A military victory in Iraq and the opening of a diplomatic track in Syria suggest progress in creating the conditions to defeat ISIL. While much more needs to happen before the Islamic terror force is beaten, there's reason for cautious optimism.

The retaking of Ramadi by Iraqi security forces is a strategic military advance after a series of humiliating defeats at the hands of ISIL. The victory has sparked hope that other ISIL-held cities, like Fallujah, also will fall. But beating ISIL in Mosul, Iraq's second-most-populous city, would be more daunting.

Yet Ramadi proved it can be done, and adds credibility to the idea that the Obama administration's plan of coordinating indigenous ground forces with U.S. air power might ultimately achieve the president's stated goal to "degrade and ultimately defeat" ISIL.

The way to military victory was paved by a political decision to use Sunni tribal fighters as well as Iraqi security forces instead of Shiite militias tied to Iran. Iraqi Prime Minister Haider al-Abadi seems to understand that the heavy hand of his predecessor, Nouri al-Maliki, drove some Sunnis to support or at least accept ISIL. Accordingly, the follow-up in Ramadi will be crucial to convince more moderate Sunnis that their future is with a unified Iraq and their fight is against the nihilistic terrorists.

Defeating ISIL in Syria will be still more difficult, of course, largely because there is not a similar unifying force on the ground. Instead, there is the government of Bashar Assad, who has destroyed most of his country and destabilized the region and much of Europe with a resulting refugee crisis.

So it's good news that on Dec. 19 the U.N. Security Council voted unanimously to support a resolution to bring Syrian government and opposition figures together "to engage in formal negotiations on a political transition process on an urgent basis" that within half a year would establish "credible, inclusive and nonsectarian governance" and establish a timeline for drafting a new constitution and holding new elections.

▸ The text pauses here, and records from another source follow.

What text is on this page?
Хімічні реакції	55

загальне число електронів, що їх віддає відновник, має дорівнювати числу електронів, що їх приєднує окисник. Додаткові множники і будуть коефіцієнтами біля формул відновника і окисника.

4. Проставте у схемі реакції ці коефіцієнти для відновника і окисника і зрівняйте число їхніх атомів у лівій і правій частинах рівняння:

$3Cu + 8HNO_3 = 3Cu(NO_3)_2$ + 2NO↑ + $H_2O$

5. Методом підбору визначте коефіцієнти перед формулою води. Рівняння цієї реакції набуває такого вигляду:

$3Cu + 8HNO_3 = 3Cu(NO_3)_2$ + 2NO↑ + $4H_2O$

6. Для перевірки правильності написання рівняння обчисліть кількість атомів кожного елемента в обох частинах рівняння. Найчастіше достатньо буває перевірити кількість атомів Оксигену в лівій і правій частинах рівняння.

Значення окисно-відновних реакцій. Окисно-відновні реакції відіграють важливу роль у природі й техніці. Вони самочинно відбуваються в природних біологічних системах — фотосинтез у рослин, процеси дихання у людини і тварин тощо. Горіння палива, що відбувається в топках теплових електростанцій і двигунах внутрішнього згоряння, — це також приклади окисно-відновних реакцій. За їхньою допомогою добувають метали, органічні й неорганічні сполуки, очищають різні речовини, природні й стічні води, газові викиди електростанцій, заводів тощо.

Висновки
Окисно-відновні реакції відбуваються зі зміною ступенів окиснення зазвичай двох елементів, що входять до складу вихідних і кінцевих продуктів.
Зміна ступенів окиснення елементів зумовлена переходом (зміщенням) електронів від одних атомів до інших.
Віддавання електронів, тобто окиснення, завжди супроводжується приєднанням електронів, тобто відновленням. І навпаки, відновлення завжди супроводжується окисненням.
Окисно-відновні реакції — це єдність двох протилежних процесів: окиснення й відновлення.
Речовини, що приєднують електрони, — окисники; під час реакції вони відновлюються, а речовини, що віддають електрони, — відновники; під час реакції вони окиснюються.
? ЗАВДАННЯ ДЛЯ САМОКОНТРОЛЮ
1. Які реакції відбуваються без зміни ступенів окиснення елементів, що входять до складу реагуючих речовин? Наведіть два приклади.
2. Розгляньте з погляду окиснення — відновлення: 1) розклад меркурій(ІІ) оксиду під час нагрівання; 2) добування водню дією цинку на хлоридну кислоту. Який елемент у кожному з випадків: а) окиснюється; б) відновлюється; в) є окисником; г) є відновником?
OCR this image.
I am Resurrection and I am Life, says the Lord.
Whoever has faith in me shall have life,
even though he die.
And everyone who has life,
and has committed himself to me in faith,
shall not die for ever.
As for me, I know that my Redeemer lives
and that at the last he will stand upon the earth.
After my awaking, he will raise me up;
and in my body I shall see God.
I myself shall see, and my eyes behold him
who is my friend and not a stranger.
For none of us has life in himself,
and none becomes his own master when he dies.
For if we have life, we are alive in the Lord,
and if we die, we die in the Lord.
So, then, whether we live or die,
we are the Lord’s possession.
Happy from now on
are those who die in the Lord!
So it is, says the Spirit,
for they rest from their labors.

The rhetoric is a long way from the reality, however. It's not yet determined who will constitute a legitimate opposition. And, most important, Assad has shown no willingness to cede power, and now he has Russian and Iranian military might to protect him. But in order to direct the fight against ISIL, it ultimately will be important for Assad to exit. So U.S. policy should still be to push for a political transition in order to convince Syrian Sunnis to fight back against ISIL.

"There can be no real stable solution to this Syrian crisis until Assad moves on," Ambassador Frederic C. Hof, a senior fellow at the Atlantic Council, told an editorial writer. "Assad's survival strategy, which is centered on mass homicide and nonstop attacks on civilians, is one of the principal factors which have allowed ISIL to take root in Syria … particularly as the Western world stands aside and watches this happen."

There's still much that can go wrong, and Hof warns about a "race against time" before another ISIL-inspired attack like the one in Paris. And even if ISIL is defeated, other groups, including an insurgent Al-Qaida, await. But recent events show that given political will and superior military means, ISIL and other terrorists can be beaten.